En plus des six parties principales, dans lesquelles il y a toujours au moins un élément qui a à chaque fois la fonction d'un bâton dans la course de relais, il y a encore cinq parties plus courtes insérées, des poèmes et une recette de cuisine italienne, qui est bien sûr aussi un poème, rien que pour le goût, et parce qu'elle contient des phrases comme celle-ci : "... Basilic, guéris-moi ainsi de la jalousie, de la russité et d'autres délires, ...").

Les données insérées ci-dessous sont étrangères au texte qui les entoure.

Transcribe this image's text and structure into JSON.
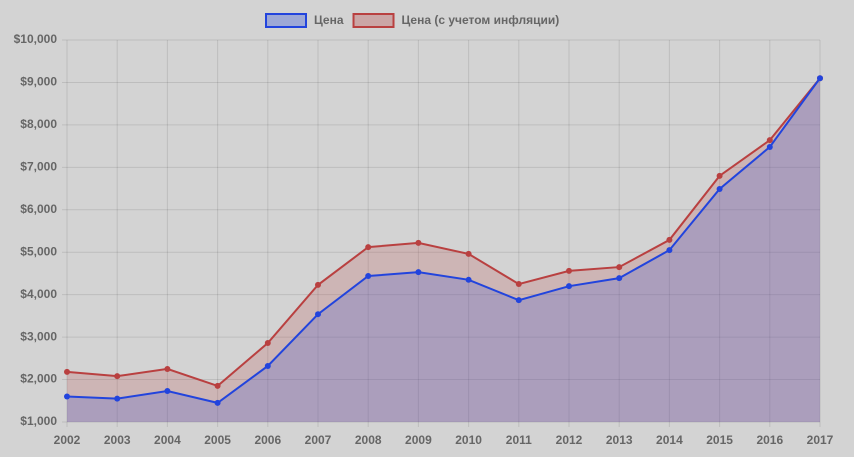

Les chiens d'Europe, c'est comme les montagnes russes. Il faut un peu de courage pour y arriver, mais on est largement récompensé. Heureusement, la maison d'édition a placé les numéros de page de manière presque flottante en haut de la marge gauche, deux bons centimètres en dessous, à côté du texte. Ainsi, on peut toujours s'y accrocher pendant la lecture, comme aux poignées d'une voiture, lorsque la pente est très raide dans les virages ou en montée et en descente. Pourquoi à gauche et non à droite ? Parce que le lecteur est un conducteur, pas un passager ! Quelqu'un qui agit lui-même et qui n'est pas agi, par des dictateurs par exemple. Qui pose des questions et sait qu'on ne peut pas répondre à toutes. C'est ainsi qu'Alhierd Bacharevič anoblit sa "clientèle".
Celui qui s'engage dans ce livre est envoûté. Toutefois, dans la dernière partie, il ne sait parfois plus s'il vit encore au paradis ou déjà en enfer. Et cela aussi, il ne le saura plus très bien : Y a-t-il une différence claire entre les deux ? L'enfer n'est-il pas aussi le paradis et le paradis n'est-il pas aussi l'enfer ? Au moins un petit peu ? Comme le point noir et le point blanc dans le yin et le yang?
Mais aucune vie n'est sans espoir, bien que le mot espoir n'apparaisse pas une seule fois en 740 pages. L'auteur met les mots suivants dans la bouche d'Oleg Olegovitch à la page 21 : "Je sais que l'impossible est possible. Sinon, on n'aurait même pas besoin de vivre". C'est ainsi que nous traversons les temps difficiles.